13.8.1 Brief Aside: Simple Normality Tests
However, this all gets much simpler if you only care about testing for normality (which is usually a dumb thing to do anyway, but I digress). If your data are continuous and “normal-ish”, just use the Kolmogorov-Smirnov test, Shapiro-Wilk test, or the Anderson-Darling test instead. Our data are NOT “normal-ish”, so these results are invalid (but I’m showing you the code anyway).
# Kolmogorov-Smirnov test
ks.test(nPartners_int, "pnorm")Warning in ks.test.default(nPartners_int, "pnorm"): ties should not be present
for the one-sample Kolmogorov-Smirnov test
Asymptotic one-sample Kolmogorov-Smirnov test
data: nPartners_int
D = 0.9311, p-value < 2.2e-16
alternative hypothesis: two-sided# Shapiro-Wilk test
shapiro.test(nPartners_int)
Shapiro-Wilk normality test
data: nPartners_int
W = 0.86427, p-value < 2.2e-16# Anderson-Darling test (requires the nortest:: package)
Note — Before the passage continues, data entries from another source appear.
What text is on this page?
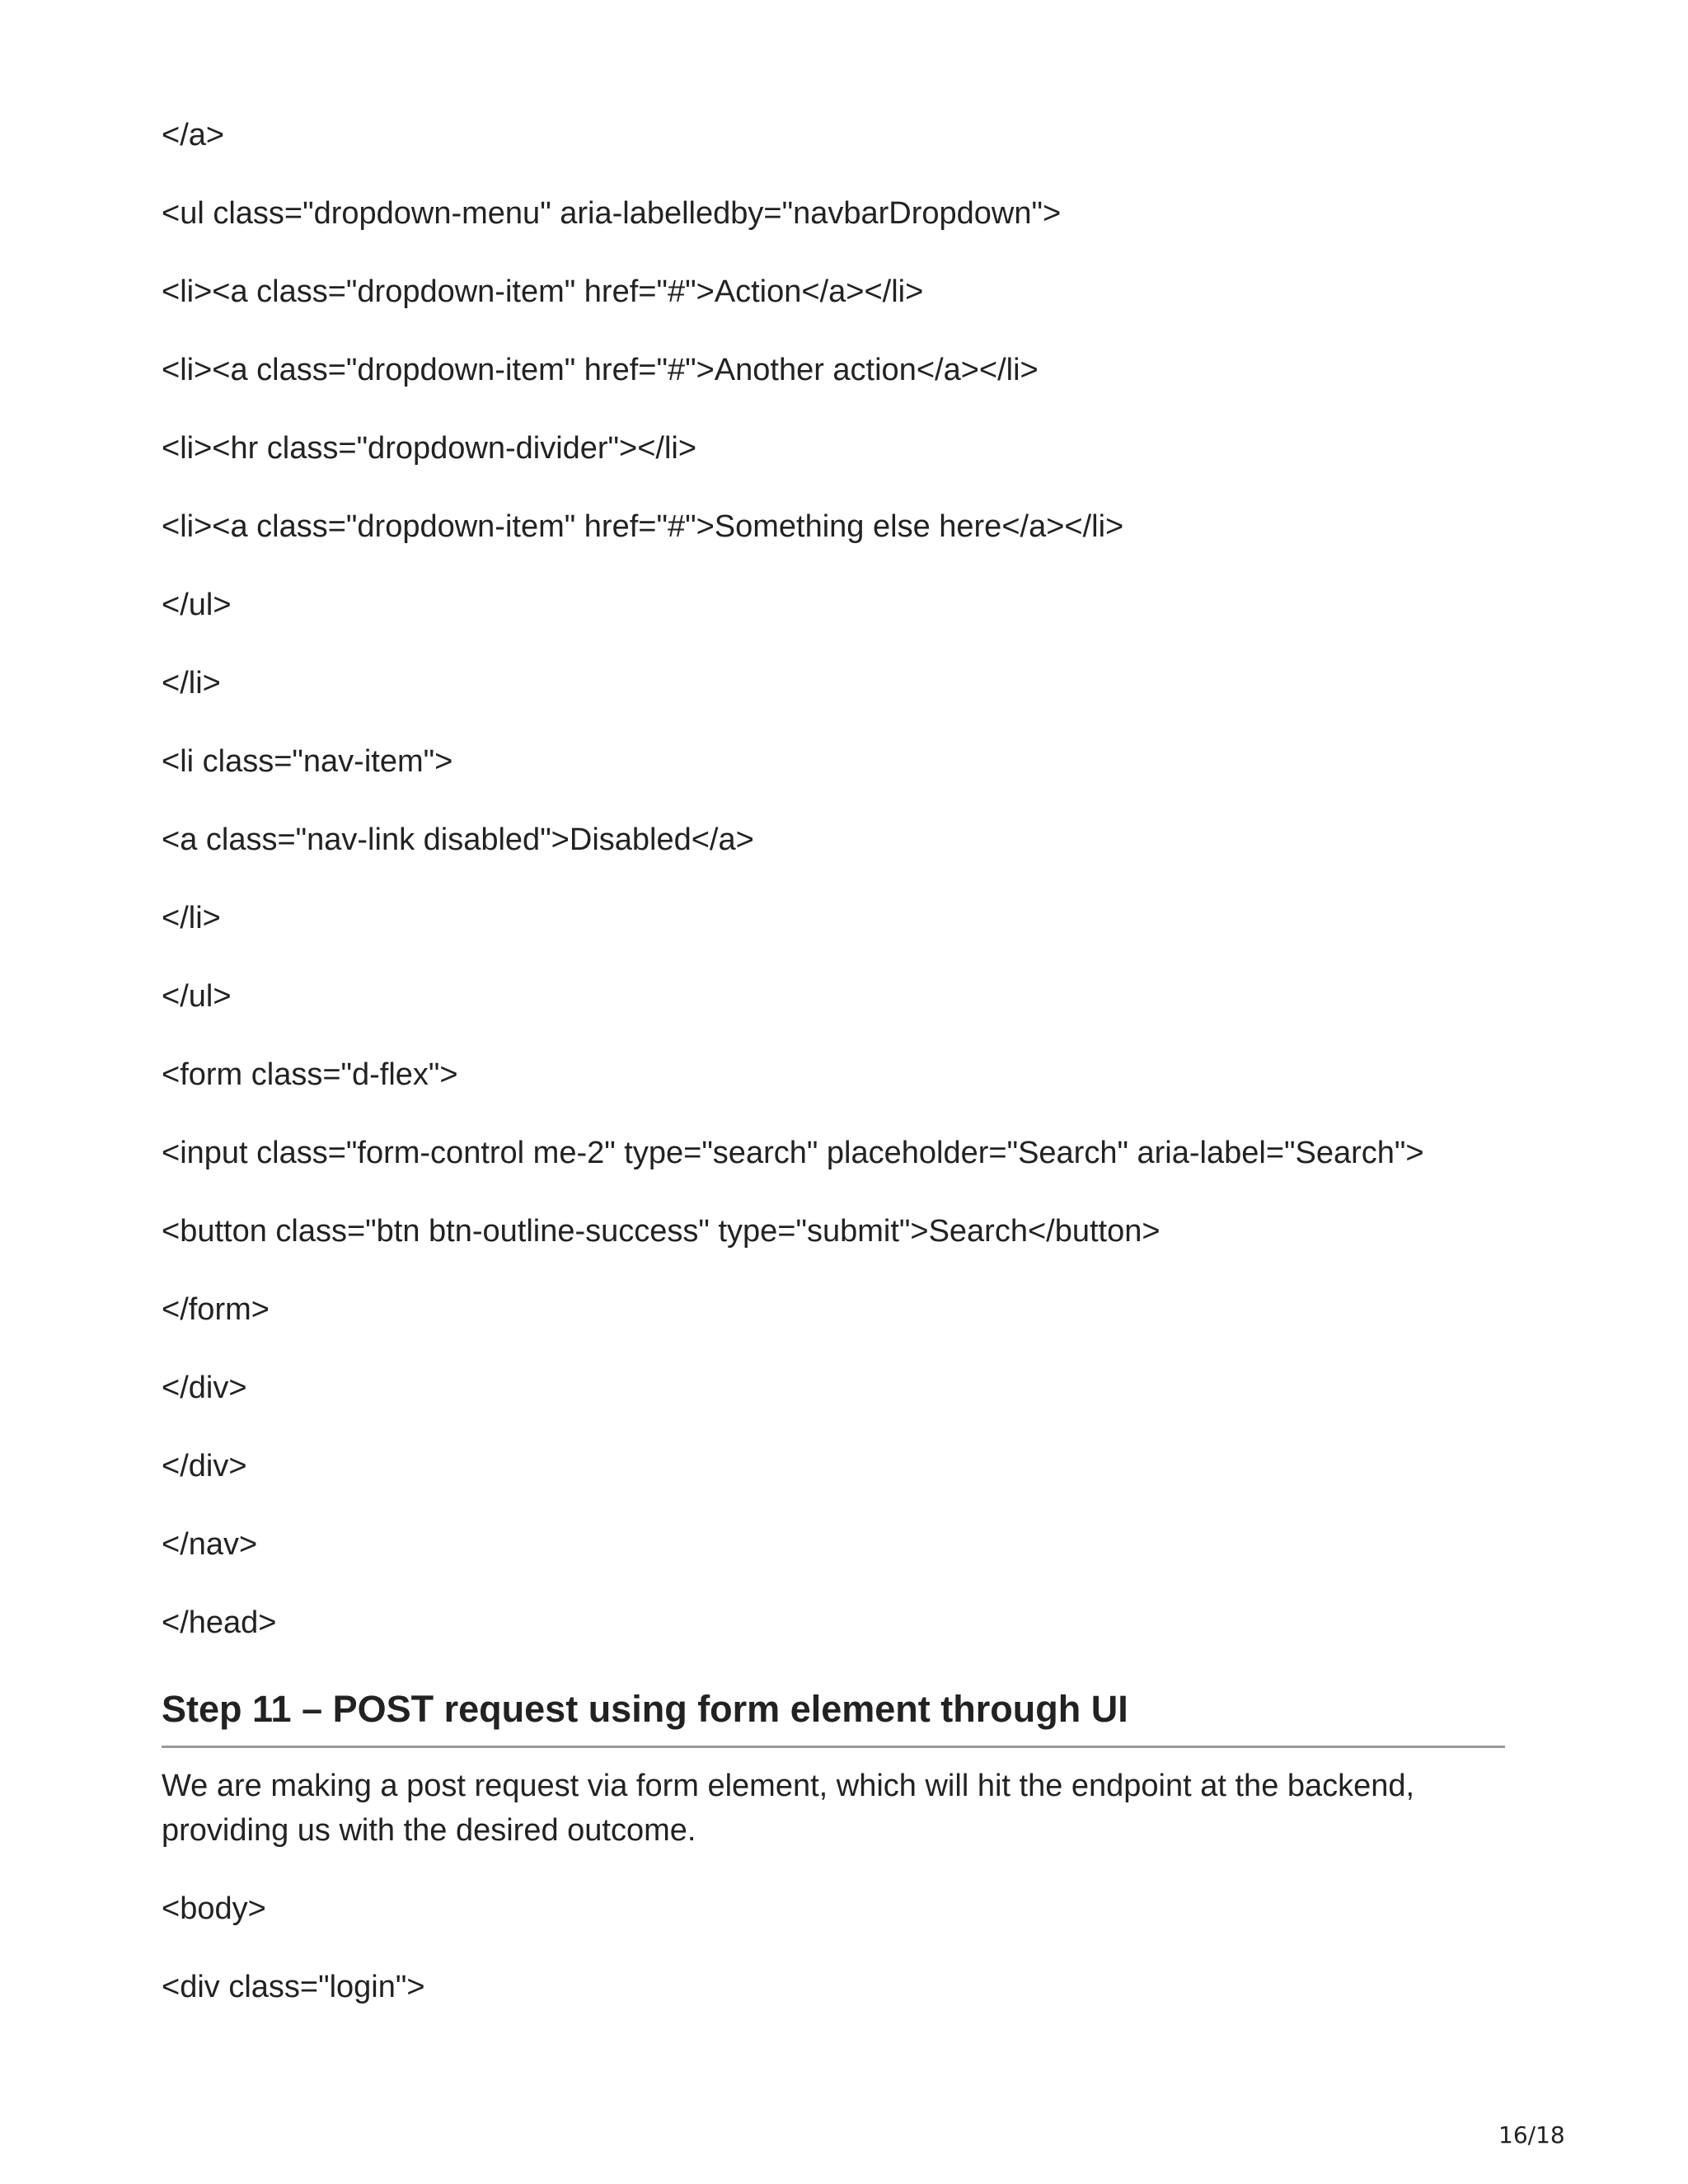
</a>
<ul class="dropdown-menu" aria-labelledby="navbarDropdown">
<li><a class="dropdown-item" href="#">Action</a></li>
<li><a class="dropdown-item" href="#">Another action</a></li>
<li><hr class="dropdown-divider"></li>
<li><a class="dropdown-item" href="#">Something else here</a></li>
</ul>
</li>
<li class="nav-item">
<a class="nav-link disabled">Disabled</a>
</li>
</ul>
<form class="d-flex">
<input class="form-control me-2" type="search" placeholder="Search" aria-label="Search">
<button class="btn btn-outline-success" type="submit">Search</button>
</form>
</div>
</div>
</nav>
</head>
Step 11 – POST request using form element through UI

We are making a post request via form element, which will hit the endpoint at the backend, providing us with the desired outcome.

<body>
<div class="login">
16/18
nortest::ad.test(nPartners_int)
Anderson-Darling normality test
data: nPartners_int
A = 102.73, p-value < 2.2e-16Look at those magical tiny \(p\)-values! So we’ve learned that non-normal data isn’t normal. How surprising (again, sarcasm).
13.9 Wrapping Up
If you need to check if your data are approximately normal, or approximately any other distribution, just plot the data. Use a density, Q-Q plot, or even a histogram. The material in this lesson is to help you when you run into a pesky reviewer / boss / collaborator (who just happens to be addicted to \(p\)-values) and they want to perform a test for distributional assumptions.